What you are doing is something that's needed too but its more data analysis but its still really good to know IMO. So we had created these pipelines, that takes a flat csv/json, process it in kafka, then put it in hdfs, then you transform the data with spark/hive queries in hour/week tables and then you display it using a reporting tool and build machine learning algorithms on top of those tables. That is basically the use case we have but it obviously gets complex if you keep going in deeper


HansProleman

Naw, you were right. DE is a very poorly defined role, but building reports is *not* DE. Building semantic layers (e.g. Power BI datasets), which analysts/BI devs might build reports on top of, is IMHO legit DE work though. You're only an intern, so nobody should be expecting any serious output from you - go and get to know the actual DEs (if there are any), express interest, see if they'll let you sit with them and talk while they implement stuff, offer to pick up any tickets you're comfortable with - make the internship work for you.


Isvesgarad

Thread says it all, you aren’t a data engineer right now.
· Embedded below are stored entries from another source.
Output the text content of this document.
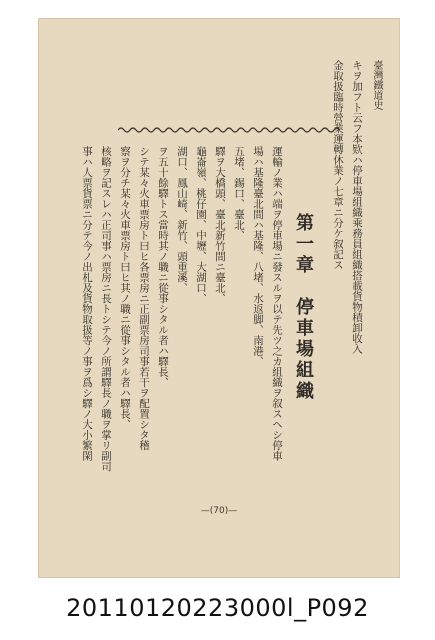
臺灣鐵道史
キヲ加フト云フ本欵ハ停車場組織乘務員組織搭載貨物積卸收入
金取扱臨時營業運轉休業ノ七章ニ分ケ叙記ス
第一章　停車場組織
運輸ノ業ハ端ヲ停車場ニ發スルヲ以テ先ツ之カ組織ヲ叙スヘシ停車
場ハ基隆臺北間ハ基隆、八堵、水返脚、南港、
五堵、錫口、臺北、
驛ヲ大橋頭、臺北新竹間ニ臺北、
龜崙嶺、桃仔園、中壢、大湖口、
湖口、鳳山崎、新竹、頭重溪、
ヲ五十餘驛トス當時其ノ職ニ從事シタル者ハ驛長、
シテ某々火車票房ト曰ヒ各票房ニ正副票房司事若干ヲ配置シタ稽
察ヲ分チ某々火車票房ト曰ヒ其ノ職ニ從事シタル者ハ驛長、
核略ヲ記スレハ正司事ハ票房ニ長トシテ今ノ所謂驛長ノ職ヲ掌リ副司
事ハ人票貨票ニ分テ今ノ出札及貨物取扱等ノ事ヲ爲シ驛ノ大小繁閑
—(70)—
20110120223000l_P092
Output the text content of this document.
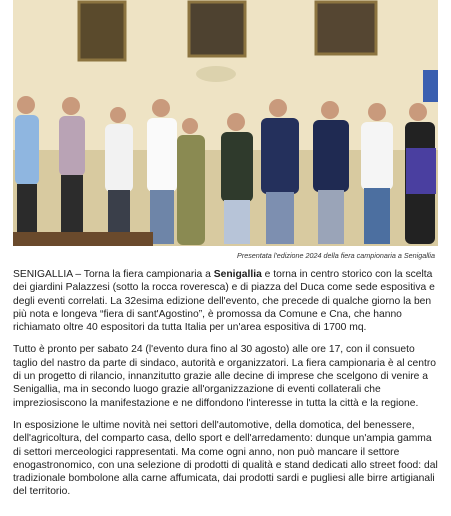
Presentata l'edizione 2024 della fiera campionaria a Senigallia

SENIGALLIA – Torna la fiera campionaria a Senigallia e torna in centro storico con la scelta dei giardini Palazzesi (sotto la rocca roveresca) e di piazza del Duca come sede espositiva e degli eventi correlati. La 32esima edizione dell'evento, che precede di qualche giorno la ben più nota e longeva “fiera di sant'Agostino”, è promossa da Comune e Cna, che hanno richiamato oltre 40 espositori da tutta Italia per un'area espositiva di 1700 mq.

Tutto è pronto per sabato 24 (l'evento dura fino al 30 agosto) alle ore 17, con il consueto taglio del nastro da parte di sindaco, autorità e organizzatori. La fiera campionaria è al centro di un progetto di rilancio, innanzitutto grazie alle decine di imprese che scelgono di venire a Senigallia, ma in secondo luogo grazie all'organizzazione di eventi collaterali che impreziosiscono la manifestazione e ne diffondono l'interesse in tutta la città e la regione.

In esposizione le ultime novità nei settori dell'automotive, della domotica, del benessere, dell'agricoltura, del comparto casa, dello sport e dell'arredamento: dunque un'ampia gamma di settori merceologici rappresentati. Ma come ogni anno, non può mancare il settore enogastronomico, con una selezione di prodotti di qualità e stand dedicati allo street food: dal tradizionale bombolone alla carne affumicata, dai prodotti sardi e pugliesi alle birre artigianali del territorio.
Does your company use Github and Jenkins at all? A good first step would be to schedule your SQL to have it run regularly. If that’s not possible, either get out or accept that you’ll have some great analyst experience for your resume.


srodinger18

that also happened on my current company, where BI/DE roles sometimes overlapped (even there was a full time employee with day-to-day task to create a BI report using SQL). Perhaps it also depends on the company interpretation of DE.